Pursuant to Section 553.79(15), Florida Statutes, a property owner, regardless of whether the property owner is the one listed on the application for the building permit, may close a building permit by complying with the following requirements:
- The property owner may retain the original contractor listed on the permit or hire a different contractor appropriately licensed in this state to perform the work necessary to satisfy the conditions of the permit and to obtain any necessary inspection in order to close the permit.
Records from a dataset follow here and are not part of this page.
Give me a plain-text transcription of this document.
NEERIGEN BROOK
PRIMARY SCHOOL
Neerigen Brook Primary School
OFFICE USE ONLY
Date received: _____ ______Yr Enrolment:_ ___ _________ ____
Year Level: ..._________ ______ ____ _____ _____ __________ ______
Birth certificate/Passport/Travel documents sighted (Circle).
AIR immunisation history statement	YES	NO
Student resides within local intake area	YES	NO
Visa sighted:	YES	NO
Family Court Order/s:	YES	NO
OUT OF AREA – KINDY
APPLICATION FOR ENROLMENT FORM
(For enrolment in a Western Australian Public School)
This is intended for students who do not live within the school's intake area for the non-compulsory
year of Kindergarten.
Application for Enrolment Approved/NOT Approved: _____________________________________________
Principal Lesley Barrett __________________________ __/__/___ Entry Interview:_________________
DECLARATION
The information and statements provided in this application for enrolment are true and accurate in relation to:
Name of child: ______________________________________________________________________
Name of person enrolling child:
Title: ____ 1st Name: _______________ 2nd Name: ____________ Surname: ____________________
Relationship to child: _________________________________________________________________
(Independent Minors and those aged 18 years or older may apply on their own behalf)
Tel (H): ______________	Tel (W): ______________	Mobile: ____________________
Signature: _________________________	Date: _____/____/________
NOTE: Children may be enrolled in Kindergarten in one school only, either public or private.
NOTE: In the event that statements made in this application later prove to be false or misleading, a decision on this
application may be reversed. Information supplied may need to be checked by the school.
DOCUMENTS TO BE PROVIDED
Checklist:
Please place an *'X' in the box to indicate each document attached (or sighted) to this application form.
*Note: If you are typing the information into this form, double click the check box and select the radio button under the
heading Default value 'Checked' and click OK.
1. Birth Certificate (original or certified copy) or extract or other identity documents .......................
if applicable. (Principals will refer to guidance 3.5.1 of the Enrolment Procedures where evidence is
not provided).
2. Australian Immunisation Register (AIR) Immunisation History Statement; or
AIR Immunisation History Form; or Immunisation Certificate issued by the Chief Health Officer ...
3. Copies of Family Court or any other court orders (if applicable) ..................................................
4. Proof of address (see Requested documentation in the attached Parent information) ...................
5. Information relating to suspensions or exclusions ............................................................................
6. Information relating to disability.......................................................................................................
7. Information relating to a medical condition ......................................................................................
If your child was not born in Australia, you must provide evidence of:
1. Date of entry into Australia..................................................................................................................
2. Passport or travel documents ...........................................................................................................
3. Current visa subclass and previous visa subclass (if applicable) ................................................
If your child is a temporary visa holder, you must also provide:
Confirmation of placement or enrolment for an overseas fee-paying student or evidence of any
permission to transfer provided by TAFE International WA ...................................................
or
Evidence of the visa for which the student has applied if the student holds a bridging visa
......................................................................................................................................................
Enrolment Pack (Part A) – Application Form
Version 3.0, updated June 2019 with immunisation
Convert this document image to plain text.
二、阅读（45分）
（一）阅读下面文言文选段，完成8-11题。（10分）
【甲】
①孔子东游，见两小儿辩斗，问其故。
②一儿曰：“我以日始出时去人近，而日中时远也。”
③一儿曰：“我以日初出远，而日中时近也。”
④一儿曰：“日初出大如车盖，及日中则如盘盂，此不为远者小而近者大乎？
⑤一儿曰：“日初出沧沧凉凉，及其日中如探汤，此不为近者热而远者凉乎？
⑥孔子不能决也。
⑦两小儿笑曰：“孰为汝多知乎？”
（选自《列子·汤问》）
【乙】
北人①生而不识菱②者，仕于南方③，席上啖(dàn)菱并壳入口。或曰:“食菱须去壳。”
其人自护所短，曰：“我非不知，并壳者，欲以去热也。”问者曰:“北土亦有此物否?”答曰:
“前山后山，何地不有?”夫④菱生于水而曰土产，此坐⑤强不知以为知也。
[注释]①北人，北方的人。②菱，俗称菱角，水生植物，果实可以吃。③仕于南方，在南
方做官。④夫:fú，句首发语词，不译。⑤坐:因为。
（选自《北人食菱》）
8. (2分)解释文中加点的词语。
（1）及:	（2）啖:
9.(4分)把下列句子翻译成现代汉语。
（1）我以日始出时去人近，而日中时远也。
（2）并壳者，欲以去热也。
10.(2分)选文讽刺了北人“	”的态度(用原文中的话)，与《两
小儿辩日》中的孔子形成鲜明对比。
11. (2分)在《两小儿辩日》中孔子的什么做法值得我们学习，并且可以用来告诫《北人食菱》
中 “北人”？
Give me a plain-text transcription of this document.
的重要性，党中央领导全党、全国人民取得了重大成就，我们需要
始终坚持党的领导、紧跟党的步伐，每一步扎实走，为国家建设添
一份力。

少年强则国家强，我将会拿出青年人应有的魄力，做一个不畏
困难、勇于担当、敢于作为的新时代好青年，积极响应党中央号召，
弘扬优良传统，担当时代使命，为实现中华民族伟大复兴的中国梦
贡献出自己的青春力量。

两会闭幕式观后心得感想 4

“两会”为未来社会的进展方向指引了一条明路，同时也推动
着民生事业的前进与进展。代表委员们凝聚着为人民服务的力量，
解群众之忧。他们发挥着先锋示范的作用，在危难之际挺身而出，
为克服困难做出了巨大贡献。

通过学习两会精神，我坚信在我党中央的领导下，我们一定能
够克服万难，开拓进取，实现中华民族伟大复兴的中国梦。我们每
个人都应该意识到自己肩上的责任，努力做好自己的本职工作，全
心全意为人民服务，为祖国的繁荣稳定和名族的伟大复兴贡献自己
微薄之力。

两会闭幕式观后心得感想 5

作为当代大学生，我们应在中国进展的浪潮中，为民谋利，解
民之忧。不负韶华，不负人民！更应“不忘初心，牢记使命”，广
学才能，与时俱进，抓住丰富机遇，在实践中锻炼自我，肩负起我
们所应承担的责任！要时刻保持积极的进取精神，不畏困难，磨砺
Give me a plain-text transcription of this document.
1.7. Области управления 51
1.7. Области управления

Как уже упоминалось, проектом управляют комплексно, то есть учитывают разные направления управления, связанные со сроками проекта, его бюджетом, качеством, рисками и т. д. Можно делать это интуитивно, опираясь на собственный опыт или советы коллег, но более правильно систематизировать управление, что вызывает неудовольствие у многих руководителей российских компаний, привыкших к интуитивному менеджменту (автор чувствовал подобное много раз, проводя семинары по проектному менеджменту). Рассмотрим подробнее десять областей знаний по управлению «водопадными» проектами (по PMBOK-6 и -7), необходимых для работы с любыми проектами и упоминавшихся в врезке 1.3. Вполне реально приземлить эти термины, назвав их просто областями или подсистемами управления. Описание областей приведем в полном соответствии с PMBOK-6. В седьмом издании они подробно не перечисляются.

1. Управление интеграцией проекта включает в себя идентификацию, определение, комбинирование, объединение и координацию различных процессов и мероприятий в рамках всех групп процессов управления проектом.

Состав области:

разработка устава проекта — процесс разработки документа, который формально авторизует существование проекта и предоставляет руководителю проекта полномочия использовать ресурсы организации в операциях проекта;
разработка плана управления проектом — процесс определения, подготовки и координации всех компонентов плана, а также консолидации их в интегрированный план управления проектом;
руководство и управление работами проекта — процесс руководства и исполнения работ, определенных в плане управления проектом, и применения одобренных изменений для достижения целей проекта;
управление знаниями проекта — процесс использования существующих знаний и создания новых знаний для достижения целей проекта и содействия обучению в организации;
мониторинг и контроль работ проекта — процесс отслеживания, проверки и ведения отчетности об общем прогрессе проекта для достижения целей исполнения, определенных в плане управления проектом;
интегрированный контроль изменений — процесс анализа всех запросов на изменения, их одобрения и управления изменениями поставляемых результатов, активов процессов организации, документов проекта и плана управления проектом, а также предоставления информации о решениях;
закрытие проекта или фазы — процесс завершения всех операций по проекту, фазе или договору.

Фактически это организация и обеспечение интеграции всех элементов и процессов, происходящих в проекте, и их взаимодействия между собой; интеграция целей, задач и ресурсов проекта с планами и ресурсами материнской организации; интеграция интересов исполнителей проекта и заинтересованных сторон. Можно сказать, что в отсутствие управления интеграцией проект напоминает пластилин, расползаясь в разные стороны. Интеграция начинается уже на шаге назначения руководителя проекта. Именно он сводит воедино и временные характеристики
If a contractor other than the original contractor listed on the permit is hired by the property owner to close the permit, such contractor is not liable for any defects in the work performed by the original contractor and is only liable for the work that he or she performs.
- The property owner may assume the role of an ownerbuilder, in accordance with Sections 489.103(7) and 489.503(6), Florida Statutes.
- If a building permit is expired and its requirements have been substantially completed, as determined by the local enforcement agency, the permit may be closed without having to obtain a new building permit, and the work required to close the permit may be done pursuant to the building code in effect at the time the local enforcement agency received the application for the permit, unless the contractor has sought and received approval from the local enforcement agency for an alternative material, design or method of construction.
- A local enforcement agency may close a building permit 6 years after the issuance of the permit, even in the absence of a final inspection, if the local enforcement agency determines that no apparent safety hazard exists.
For purposes of this section, the term "close" means that the requirements of the permit have been satisfied.